The researchers' findings further confirm a longstanding scientific hypothesis known as urea nitrogen salvage, which asserts that animals use their own gut microbes to recycle nutrients back into their bodies.

Why it matters — But these findings don’t just solve a biological conundrum in squirrels — they could also help potentially hundreds of millions of humans overcome muscle wasting.

“The molecular machinery for urea nitrogen salvaging seem to be present in humans,” Sommer says, adding that pre- or probiotic treatments — which involve live bacteria — targeting this biological mechanism could potentially counteract muscle wasting in humans. This can occur in people experiencing malnutrition as well as elderly people and those who are inactive for long periods of time, such as patients undergoing long hospital stays and astronauts traveling in space.

According to Assadi-Porter, some 800 million people experience malnutrition globally, which leads to significant muscle deterioration.

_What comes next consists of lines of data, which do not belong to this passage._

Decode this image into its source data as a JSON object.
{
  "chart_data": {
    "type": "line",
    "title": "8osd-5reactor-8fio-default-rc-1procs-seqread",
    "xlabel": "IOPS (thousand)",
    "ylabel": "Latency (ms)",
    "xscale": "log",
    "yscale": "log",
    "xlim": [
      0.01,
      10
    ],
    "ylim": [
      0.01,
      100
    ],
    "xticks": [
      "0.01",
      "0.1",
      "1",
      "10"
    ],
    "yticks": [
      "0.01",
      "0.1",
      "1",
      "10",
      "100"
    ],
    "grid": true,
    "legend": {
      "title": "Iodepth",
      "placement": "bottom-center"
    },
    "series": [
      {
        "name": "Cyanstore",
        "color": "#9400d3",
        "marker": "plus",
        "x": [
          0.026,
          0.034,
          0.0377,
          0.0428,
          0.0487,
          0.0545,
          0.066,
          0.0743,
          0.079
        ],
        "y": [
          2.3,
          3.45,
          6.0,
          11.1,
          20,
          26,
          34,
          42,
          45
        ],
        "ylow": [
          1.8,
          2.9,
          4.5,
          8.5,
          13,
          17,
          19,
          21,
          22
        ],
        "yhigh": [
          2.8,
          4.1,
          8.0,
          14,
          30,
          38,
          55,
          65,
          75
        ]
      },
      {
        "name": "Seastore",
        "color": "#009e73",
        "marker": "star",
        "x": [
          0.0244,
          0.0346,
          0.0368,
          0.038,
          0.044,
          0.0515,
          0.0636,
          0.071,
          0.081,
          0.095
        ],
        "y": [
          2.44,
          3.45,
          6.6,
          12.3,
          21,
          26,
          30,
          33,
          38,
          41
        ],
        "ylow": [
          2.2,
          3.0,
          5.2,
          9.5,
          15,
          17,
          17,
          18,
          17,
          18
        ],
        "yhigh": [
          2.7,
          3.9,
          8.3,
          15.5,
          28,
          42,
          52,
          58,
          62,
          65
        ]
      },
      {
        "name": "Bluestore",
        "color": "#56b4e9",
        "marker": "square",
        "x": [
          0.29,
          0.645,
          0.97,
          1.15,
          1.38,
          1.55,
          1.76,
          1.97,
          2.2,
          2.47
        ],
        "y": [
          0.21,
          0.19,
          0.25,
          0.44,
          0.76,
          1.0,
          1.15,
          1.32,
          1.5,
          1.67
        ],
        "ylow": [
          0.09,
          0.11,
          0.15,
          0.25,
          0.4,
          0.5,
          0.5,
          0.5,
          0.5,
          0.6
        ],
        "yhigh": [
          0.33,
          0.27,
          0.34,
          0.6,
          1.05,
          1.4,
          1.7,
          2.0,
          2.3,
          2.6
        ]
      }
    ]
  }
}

Many elderly people also suffer from age-related muscle loss — also known as sarcopenia.

In addition, “astronauts in the microgravity environment of space experience significant muscle loss despite intensive exercise regimes,” Assadi-Porter says. Therefore, the “mechanisms that hibernators use to offset their own muscle loss problems could theoretically help people in similar situations,” she adds.

The next big question though, is what microbes are responsible for this essential task?

How they did it — To figure this out, the researchers tested the urea nitrogen salvage hypothesis on three types of squirrel groups: Active squirrels in the summer; hibernating squirrels in the early winter (after one month of fasting); hibernating squirrels in the late winter (after three or four months of fasting). Within each of these groups, they studied squirrels with active gut microbiomes and ones who were given antibiotics to deplete their gut microbiomes.

By comparing these different groups, the scientists found six times higher levels of the bacteria Alistipes — which breaks down urea — in late winter hibernating squirrels compared to active summer squirrels. They also found squirrels with healthy gut microbes absorbed more nitrogen in the gut and liver compared to the microbiome-depleted squirrels.

A figure from the study illustrating how the hibernating squirrel’s gut breaks down urea into protein for the body during winter.

Robert Streiffer

What’s next — Further research will be needed to enhance the scientists’ findings, including the role protein plays in muscle preservation.

For her part, Assadi-Porter aims to use her findings on the squirrel gut microbiome to improve human health and aging, potentially by developing a probiotic that could stimulate muscle conservation. Though that’s likely still many years of research away from becoming reality.

However, the study reminds us that the microbes that live on and inside us are not just there to take advantage of the comfortable home, they play an active and vital role in our health.

Abstract: Hibernation is a mammalian strategy that uses metabolic plasticity to reduce energy demands and enable long-term fasting. Fasting mitigates winter food scarcity but eliminates dietary nitrogen, jeopardizing body protein balance. Here, we reveal gut microbiome–mediated urea nitrogen recycling in hibernating thirteen-lined ground squirrels (Ictidomys tridecemlineatus). Ureolytic gut microbes incorporate urea nitrogen into metabolites that are absorbed by the host, with the nitrogen reincorporated into the squirrel’s protein pool. Urea nitrogen recycling is greatest after prolonged fasting in late winter, when urea transporter abundance in gut tissue and urease gene abundance in the microbiome are highest. These results reveal a functional role for the gut microbiome during hibernation and suggest mechanisms by which urea nitrogen recycling may contribute to protein balance in other monogastric animals.